Para penyelidik menjelaskan sistem rudal disediakan oleh Rusia bulan September 2016. Sebelumnya
negara Perancis, Jerman, Rusia, dan Ukraina melakukan kesepakatan untuk menghentikan kekerasan di
bulan Februari tahun 2015.

Perjanjian tersebut mencakup gencatan senjata, penarikan senjata, dan kontrol penuh pemerintah
Ukraina, untuk mengurus wilayah konflik. Tetapi penyelesaian diplomasi tidak berhasil.

5. Tahun 2016

NATO mengumumkan aliansi akan mengerahkan 4 batalyon ke Eropa Timur seperti Estonia, Latvia,
Lithuania, dan Polandia. Pasukan ini untuk mencegah agresi Rusia di wilayah Eropa Timur.

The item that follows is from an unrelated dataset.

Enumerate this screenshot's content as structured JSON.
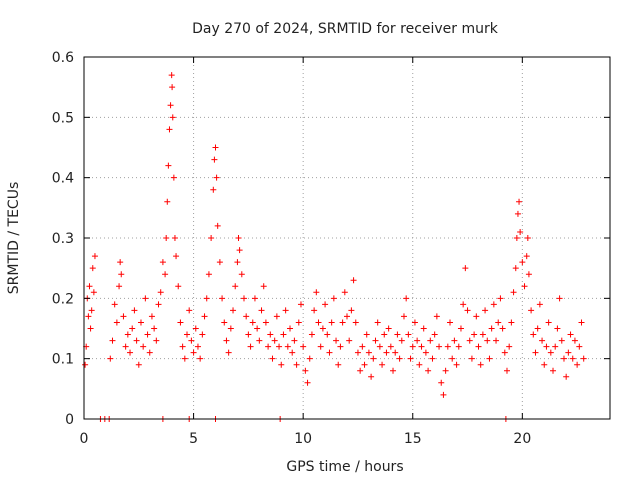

Pasukan NATO ini bergabung dengan dua brigade tank Angkatan Darat Amerika Serikat. Pengerahan
pasukan ini terjadi bulan September 2017.

Sejak konflik di tahun 2014, warga Ukraina mendapatkan serangan siber. Tahun 2016, warga Kyiv
terkena pemadaman listrik. Tahun 2017 terjadi serangan siber komputer pemerintah dan bisnis di
Ukraina.

6. Tahun 2018

Ukraina menyetujui untuk bergabung dengan NATO untuk latihan udara skala besar bulan Oktober
2018. Pelatihan tersebut dilakukan di wilayah Ukraina Barat. Latihan tersebut dilakukan 1 bulan setelah
Rusia mengadakan latihan militer tahunan.